In 2006, no matter which party controls the House, a majority will be committed to pursuing the war on Iraq--despite the fact that the Democratic rank and file and the general voting public oppose the war by large margins. (I hasten to add that this state of affairs can be reversed even after the sham election between the two War Parties.)
What are Emanuel's views on war and peace? Emanuel has just supplied the answer in the form of a scrawny book co-authored with Bruce Reed, modestly entitled: The Plan: Big Ideas for America. The authors obligingly boil each of the eight parts of "The Plan" down to a single paragraph. The section which embraces all of foreign policy is entitled "A New Strategy to End the War on Terror," a heading revealing in itself since "war on terror" is the way the neocons and the Israeli Lobby currently like to frame the discussion of foreign policy. Here is the book's summary paragraph with my comments in parentheses:"A New Strategy to Win the War on Terror"
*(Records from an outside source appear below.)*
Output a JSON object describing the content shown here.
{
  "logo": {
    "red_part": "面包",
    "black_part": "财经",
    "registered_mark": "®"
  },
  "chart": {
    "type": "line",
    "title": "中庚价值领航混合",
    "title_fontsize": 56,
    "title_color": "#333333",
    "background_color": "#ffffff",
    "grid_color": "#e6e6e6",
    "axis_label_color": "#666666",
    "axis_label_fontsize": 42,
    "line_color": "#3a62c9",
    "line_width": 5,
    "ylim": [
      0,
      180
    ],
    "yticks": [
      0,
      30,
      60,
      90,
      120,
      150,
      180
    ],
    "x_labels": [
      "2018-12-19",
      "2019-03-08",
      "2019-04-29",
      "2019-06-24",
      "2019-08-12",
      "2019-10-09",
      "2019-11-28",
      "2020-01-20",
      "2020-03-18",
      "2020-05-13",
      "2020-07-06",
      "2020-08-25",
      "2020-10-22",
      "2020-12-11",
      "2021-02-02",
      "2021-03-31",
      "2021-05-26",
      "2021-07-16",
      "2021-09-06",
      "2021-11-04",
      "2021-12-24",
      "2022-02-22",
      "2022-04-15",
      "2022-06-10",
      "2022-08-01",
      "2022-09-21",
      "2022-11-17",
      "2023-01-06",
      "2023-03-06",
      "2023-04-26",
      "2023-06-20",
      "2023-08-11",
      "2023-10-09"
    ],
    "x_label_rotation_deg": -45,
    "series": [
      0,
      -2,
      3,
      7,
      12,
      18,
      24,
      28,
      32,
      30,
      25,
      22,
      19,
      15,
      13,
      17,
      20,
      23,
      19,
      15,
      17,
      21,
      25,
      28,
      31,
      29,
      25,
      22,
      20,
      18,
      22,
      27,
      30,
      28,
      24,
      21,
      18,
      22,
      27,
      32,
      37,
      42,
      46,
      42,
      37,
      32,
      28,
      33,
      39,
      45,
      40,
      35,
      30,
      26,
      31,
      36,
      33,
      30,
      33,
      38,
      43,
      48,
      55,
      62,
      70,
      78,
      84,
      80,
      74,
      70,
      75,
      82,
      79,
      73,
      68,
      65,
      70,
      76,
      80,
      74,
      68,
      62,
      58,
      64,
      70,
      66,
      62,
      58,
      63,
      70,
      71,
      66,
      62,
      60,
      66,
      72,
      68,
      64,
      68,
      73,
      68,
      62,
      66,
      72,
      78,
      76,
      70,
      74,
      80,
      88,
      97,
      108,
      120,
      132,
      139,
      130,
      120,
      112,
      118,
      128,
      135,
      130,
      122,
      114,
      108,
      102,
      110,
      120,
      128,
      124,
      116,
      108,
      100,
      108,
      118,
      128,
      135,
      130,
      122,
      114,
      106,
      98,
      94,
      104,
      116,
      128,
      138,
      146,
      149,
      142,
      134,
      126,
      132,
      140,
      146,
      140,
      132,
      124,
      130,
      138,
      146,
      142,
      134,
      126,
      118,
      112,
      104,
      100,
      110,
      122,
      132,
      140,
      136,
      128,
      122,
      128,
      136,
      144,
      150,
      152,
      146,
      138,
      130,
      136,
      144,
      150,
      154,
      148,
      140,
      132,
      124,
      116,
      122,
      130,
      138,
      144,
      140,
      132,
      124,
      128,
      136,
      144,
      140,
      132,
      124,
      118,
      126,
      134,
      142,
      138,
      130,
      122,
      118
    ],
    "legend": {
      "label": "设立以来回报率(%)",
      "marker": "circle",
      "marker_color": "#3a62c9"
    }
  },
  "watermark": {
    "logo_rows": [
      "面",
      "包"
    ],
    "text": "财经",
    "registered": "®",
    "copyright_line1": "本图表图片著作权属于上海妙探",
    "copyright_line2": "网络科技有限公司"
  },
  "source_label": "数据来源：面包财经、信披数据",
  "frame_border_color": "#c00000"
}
("War on Terror," as George Soros points out, is a false metaphor used by those who would drag us into military adventures not in our interest or that of humanity.)"We need to use all the roots of American power to make our country safe. (He begins by playing on fear.)America must lead the world's fight against the spread of evil and totalitarianism, but we must stop trying to win that battle on our own. (Messianic imperialism.) We should reform and strengthen multilateral institutions for the twenty-first century, not walk away from them. We need to fortify the military's "thin green line" around the world by adding to the U.S. Special Forces and the Marines, and by expanding the U.S. army by 100,000 more troops. (An even bigger military for the world's most powerful armed forces, a very militaristic view of the way to handle the conflicts among nations. What uses does Emanuel have in mind for those troops?) We should give our troops a new GI Bill to come home to. (More material incentives to induce the financially strapped to sign up as cannon fodder.)Finally we must protect our homeland and civil liberties by creating a new domestic counterterrorism force like Britain's MI5. (A new domestic spying operation is an obvious threat to our civil liberties; MI5 holds secret files on one in 160 adults in Britain along with files on 53,000 organizations.)
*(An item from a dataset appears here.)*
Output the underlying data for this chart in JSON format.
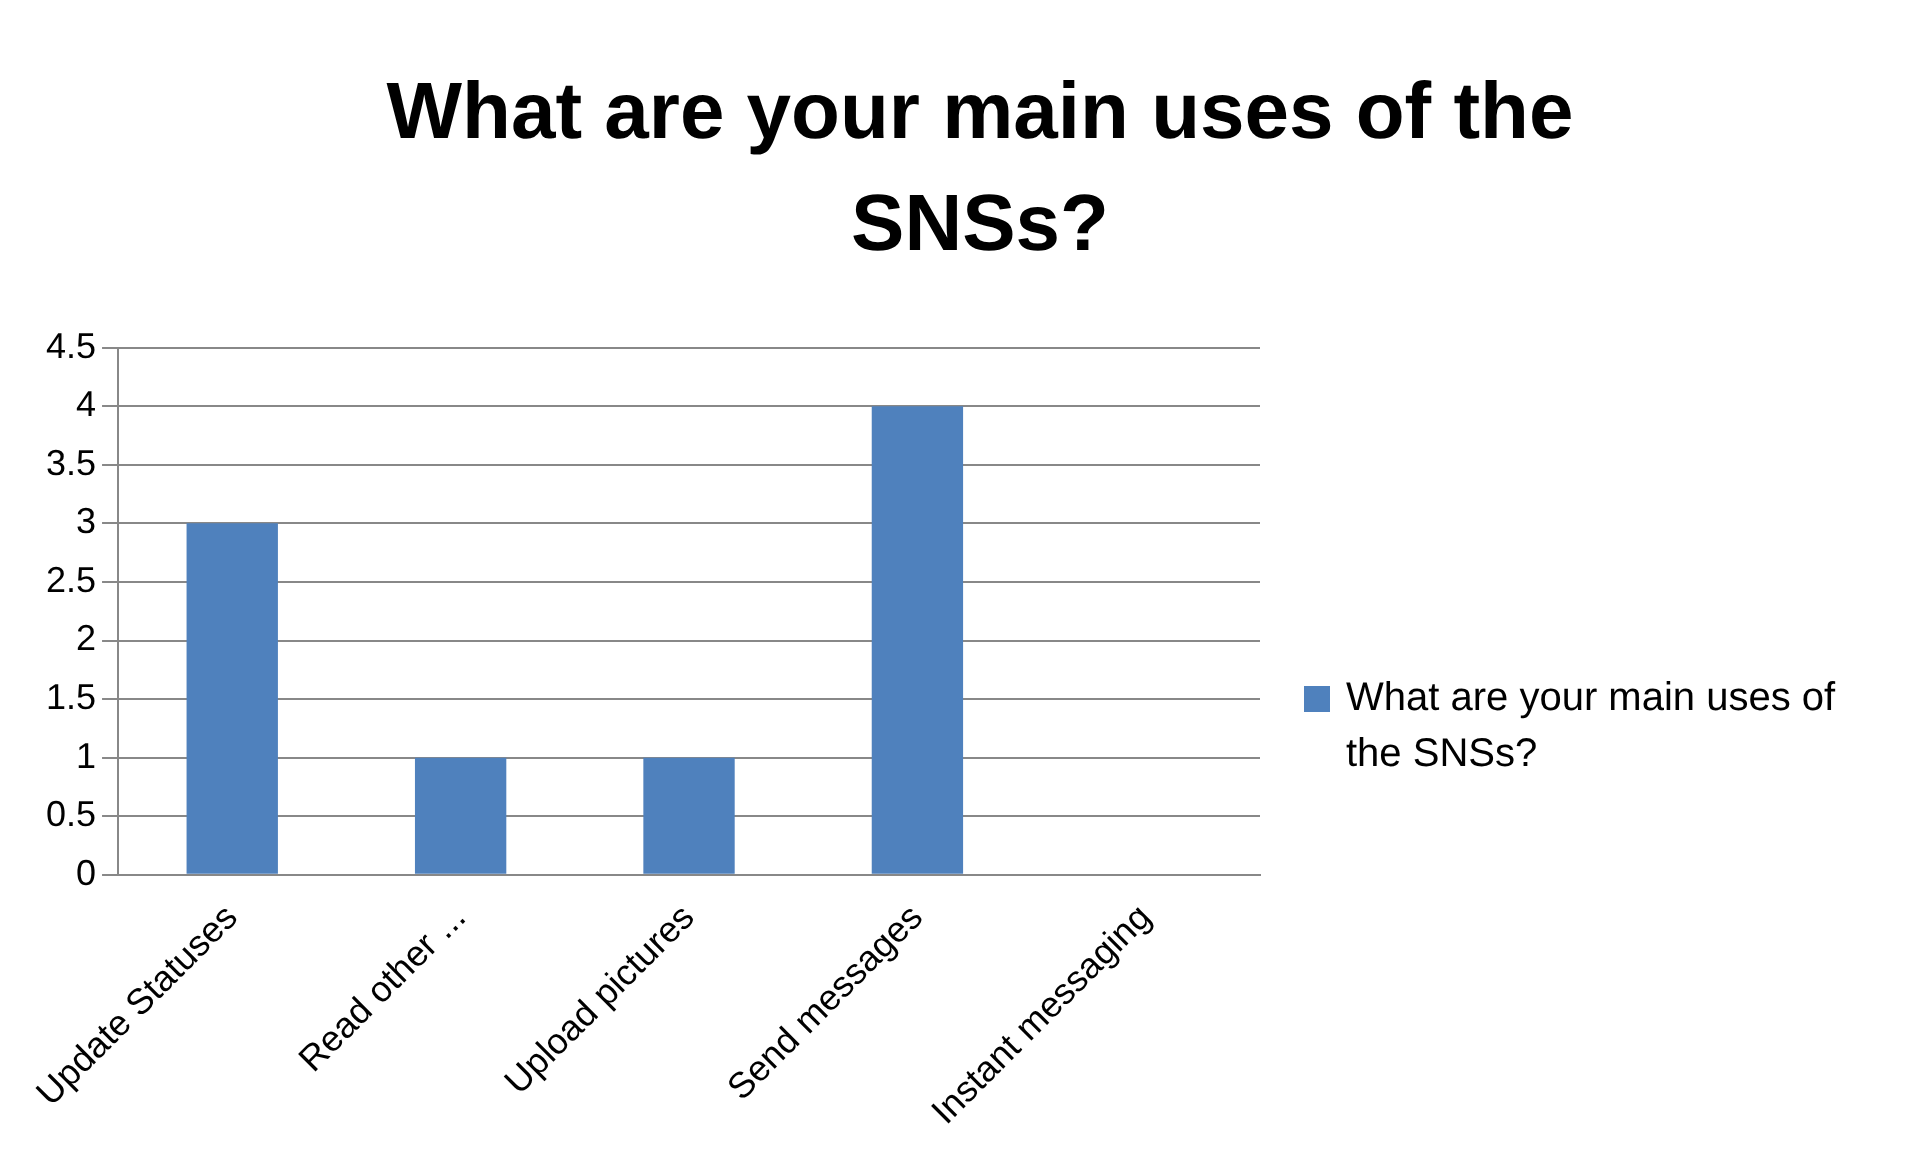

There it is straight from the horse's mouth.(2)
How does Emanuel, the man who has screened and chosen the 2006 Democratic candidates for Congress, feel specifically about the war on Iraq, the number one issue on voters' minds. Emanuel and Reed do not so much as mention Iraq in their book except in terms of the "war on terror." Nor does Emanuel mention Iraq on his web site as among the important issues facing us, quite amazing omission and one shared by Chuck Schumer who is his equivalent of the Senate side, chairing the DSCC (Democratic Senatorial Campaign Committee). However a very recent profile in Fortune (9/25/2006), "Rahm Emanuel, Pitbull Politician," by Washington Bureau chief Nina Easton notes: "On Iraq, Emanuel has steered clear of the withdraw-now crowd, preferring to criticize Bush for military failures since the 2003 invasion. 'The war never had to turn out this way,' he told me at one of his campaign stops. In January 2005, when asked by Meet the Press's Tim Russert whether he would have voted to authorize the war-'knowing that there are no weapons of mass destruction'-Emanuel answered yes. (He didn't take office until after the vote.) 'I still believe that getting rid of Saddam Hussein was the right thing to do, okay?' he added."
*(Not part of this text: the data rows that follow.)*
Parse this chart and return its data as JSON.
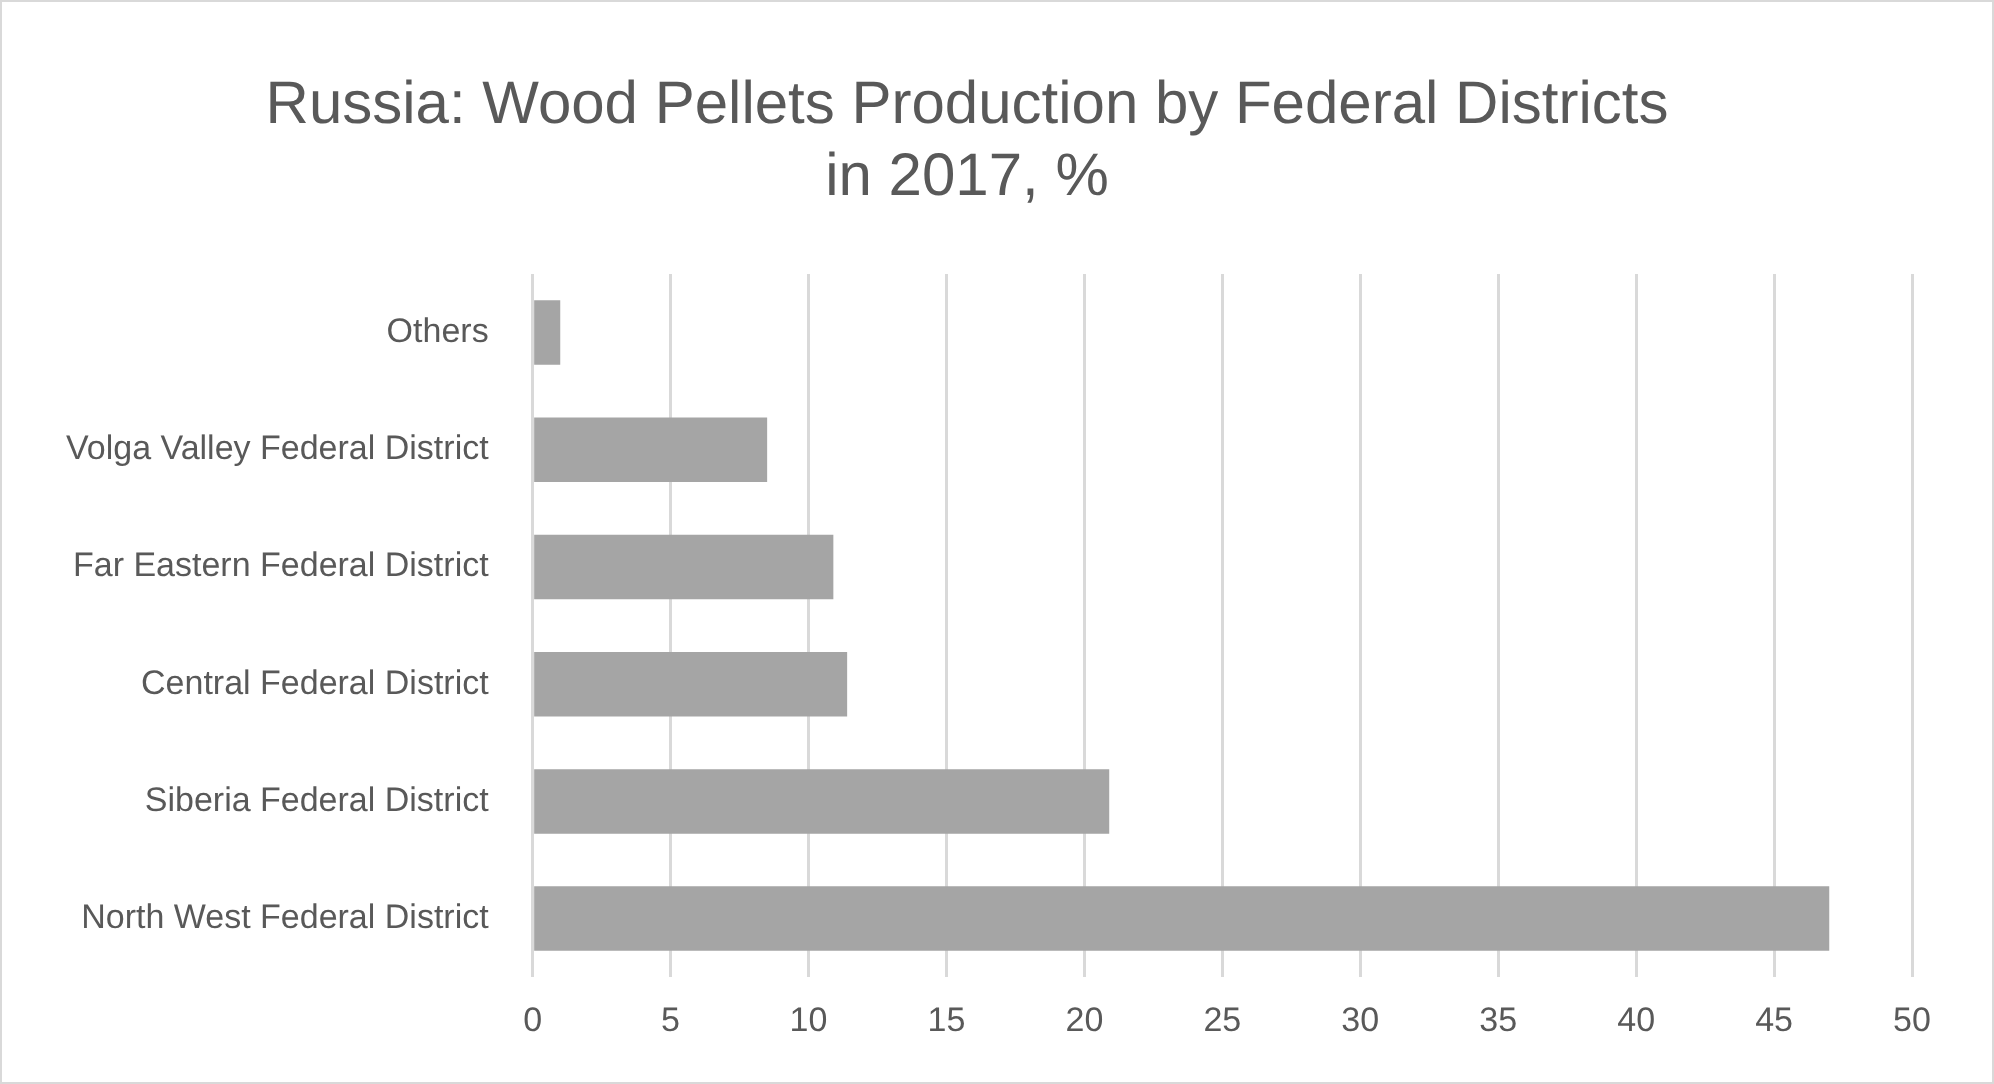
{
  "chart_data": {
    "type": "bar",
    "orientation": "horizontal",
    "title": [
      "Russia: Wood Pellets Production by Federal Districts",
      "in 2017, %"
    ],
    "categories": [
      "Others",
      "Volga Valley Federal District",
      "Far Eastern Federal District",
      "Central Federal District",
      "Siberia Federal District",
      "North West Federal District"
    ],
    "values": [
      1,
      8.5,
      10.9,
      11.4,
      20.9,
      47
    ],
    "color": "#a5a5a5",
    "xlim": [
      0,
      50
    ],
    "xticks": [
      0,
      5,
      10,
      15,
      20,
      25,
      30,
      35,
      40,
      45,
      50
    ],
    "grid": "x",
    "legend": false
  }
}
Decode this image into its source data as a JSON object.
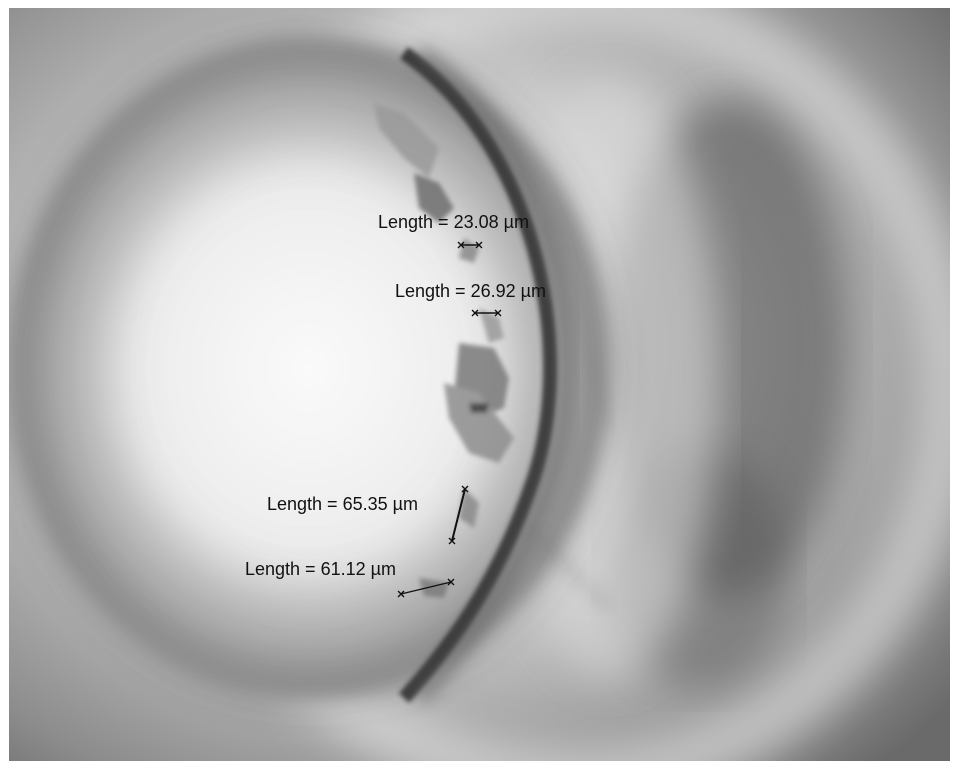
{
  "image": {
    "description_type": "grayscale optical micrograph",
    "marker_color": "#111111"
  },
  "measurements": [
    {
      "label": "Length = 23.08 µm"
    },
    {
      "label": "Length = 26.92 µm"
    },
    {
      "label": "Length = 65.35 µm"
    },
    {
      "label": "Length = 61.12 µm"
    }
  ]
}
The war on Iraq benefited Israel by laying waste a country seen to be one of its major adversaries. Emanuel's commitment to Israel (4) and his Congressional service to it are not in doubt. The most recent evidence was his attack on the U.S. puppet Prime Minister of Iraq, Nouri al Maliki, because Maliki had labeled Israel's attack on Lebanon as an act of "aggression." Emanuel called on Maliki to cancel his address to Congress; and he was joined by his close friend and DSCC counterpart, Sen. Chuck Schumer, who asked; "Which side is he (Maliki) on when it comes to the war on terror?" In terms of retired Senator Fritz Holling's statement that Congress is Israeli occupied territory, Rahm Emanuel must be considered one of the occupying troops. And he certainly is a major cog in the Israel Lobby as defined by Mearsheimer and Walt.